Climate variability has hit BC farmers and ranchers hard in recent years, between wildfire, flood and drought. Conditions in 2019 were such that 52 census subdivisions became eligible for the federal government’s livestock tax deferral program.
The program provides relief to farmers in areas where forage shortfalls due to excessive drought or moisture total 50% or more.
But in 2020, no regions in BC were deemed eligible for the program, a sharp shift from the dry year of 2015 that saw 123 regions declared eligible.
The shift is good news for producers in some regions, many of whom had been eligible for the program for several years running. Better weather conditions mark a pause of sorts, though livestock producers faced other challenges due to backlogs at feedlots and rising feed costs.
The tax deferral program allows livestock producers to defer a portion of sale proceeds from breeding livestock until the following tax year, reducing their tax burden and allowing them to offset sale income with the cost of replacement animals.
This year could see a return to dry conditions, however.

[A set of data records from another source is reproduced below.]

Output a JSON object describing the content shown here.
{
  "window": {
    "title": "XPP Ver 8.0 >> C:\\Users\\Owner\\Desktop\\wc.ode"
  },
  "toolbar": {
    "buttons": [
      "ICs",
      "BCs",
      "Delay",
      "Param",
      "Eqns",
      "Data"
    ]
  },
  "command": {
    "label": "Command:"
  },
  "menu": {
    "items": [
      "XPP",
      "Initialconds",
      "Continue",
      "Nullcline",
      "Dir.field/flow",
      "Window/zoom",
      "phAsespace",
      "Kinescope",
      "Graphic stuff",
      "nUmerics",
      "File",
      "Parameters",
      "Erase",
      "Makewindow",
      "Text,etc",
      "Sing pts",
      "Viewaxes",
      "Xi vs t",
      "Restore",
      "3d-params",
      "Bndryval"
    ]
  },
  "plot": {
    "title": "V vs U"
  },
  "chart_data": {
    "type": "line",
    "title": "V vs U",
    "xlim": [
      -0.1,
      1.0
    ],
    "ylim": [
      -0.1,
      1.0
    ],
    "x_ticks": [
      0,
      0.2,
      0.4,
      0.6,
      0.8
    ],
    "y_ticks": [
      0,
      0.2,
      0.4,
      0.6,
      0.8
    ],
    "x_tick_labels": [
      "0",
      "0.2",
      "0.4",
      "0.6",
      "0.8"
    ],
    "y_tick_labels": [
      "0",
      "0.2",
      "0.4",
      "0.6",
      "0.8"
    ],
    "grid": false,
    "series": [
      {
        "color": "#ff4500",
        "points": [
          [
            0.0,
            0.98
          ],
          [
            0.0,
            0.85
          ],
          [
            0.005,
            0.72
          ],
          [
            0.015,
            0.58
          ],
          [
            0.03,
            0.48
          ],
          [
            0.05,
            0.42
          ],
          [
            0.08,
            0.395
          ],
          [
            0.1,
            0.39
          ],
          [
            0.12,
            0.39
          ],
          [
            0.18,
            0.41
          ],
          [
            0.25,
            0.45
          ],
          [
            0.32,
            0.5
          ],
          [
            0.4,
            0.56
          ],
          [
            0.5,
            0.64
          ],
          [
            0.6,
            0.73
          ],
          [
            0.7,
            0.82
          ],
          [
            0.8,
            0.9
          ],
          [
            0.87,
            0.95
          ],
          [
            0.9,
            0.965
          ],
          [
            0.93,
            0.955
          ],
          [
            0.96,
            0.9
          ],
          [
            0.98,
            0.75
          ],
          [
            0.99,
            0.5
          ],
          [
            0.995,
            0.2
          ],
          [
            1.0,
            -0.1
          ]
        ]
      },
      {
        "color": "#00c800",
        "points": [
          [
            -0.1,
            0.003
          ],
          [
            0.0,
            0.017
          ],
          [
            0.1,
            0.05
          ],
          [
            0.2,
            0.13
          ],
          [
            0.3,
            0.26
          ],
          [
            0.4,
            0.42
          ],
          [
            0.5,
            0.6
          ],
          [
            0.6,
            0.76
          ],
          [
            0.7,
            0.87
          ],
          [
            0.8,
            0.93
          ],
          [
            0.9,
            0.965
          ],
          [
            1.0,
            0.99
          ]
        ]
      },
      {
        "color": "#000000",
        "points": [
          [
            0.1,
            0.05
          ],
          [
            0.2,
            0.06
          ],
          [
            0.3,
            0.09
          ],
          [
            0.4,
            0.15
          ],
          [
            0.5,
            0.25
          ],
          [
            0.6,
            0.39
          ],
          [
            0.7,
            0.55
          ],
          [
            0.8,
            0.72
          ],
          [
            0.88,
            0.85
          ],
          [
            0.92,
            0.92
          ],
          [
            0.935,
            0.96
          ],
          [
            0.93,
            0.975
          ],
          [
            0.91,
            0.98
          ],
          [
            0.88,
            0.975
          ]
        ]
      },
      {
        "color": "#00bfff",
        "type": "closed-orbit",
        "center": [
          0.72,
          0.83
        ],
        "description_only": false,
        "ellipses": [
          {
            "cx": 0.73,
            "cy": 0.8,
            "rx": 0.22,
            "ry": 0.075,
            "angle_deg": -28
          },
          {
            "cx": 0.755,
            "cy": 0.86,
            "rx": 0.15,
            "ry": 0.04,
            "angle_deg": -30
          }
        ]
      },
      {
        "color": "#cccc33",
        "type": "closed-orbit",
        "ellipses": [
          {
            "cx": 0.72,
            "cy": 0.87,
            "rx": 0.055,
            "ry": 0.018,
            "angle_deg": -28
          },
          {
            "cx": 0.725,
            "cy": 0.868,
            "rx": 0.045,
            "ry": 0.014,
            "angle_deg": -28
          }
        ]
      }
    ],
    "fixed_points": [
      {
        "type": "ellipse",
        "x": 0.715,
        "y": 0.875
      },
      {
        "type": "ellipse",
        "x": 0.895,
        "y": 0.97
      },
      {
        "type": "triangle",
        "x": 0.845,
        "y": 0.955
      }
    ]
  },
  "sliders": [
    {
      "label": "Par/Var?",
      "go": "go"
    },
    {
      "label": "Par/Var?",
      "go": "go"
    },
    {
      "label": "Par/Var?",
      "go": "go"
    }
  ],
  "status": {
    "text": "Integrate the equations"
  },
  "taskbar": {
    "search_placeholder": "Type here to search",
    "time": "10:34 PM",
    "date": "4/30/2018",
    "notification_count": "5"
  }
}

Many regions of the southern Interior, particularly the East Kootenays, reported a below-average snowpack for this time of year on May 15.
“The combination of early snowmelt and lack of spring rainfall increases the risk for drought and low flow conditions through the summer for many areas in southern BC,” the BC River Forecast Centre reported in its regular water supply bulletin last week.
The most recent report from the federal government’s Canadian Drought Monitor goes a step further, noting that dry conditions are expanding across southern BC.
“Across the Pacific Region, abnormally dry conditions persisted and expanded, including the emergence of moderate drought conditions in the Interior,” it said.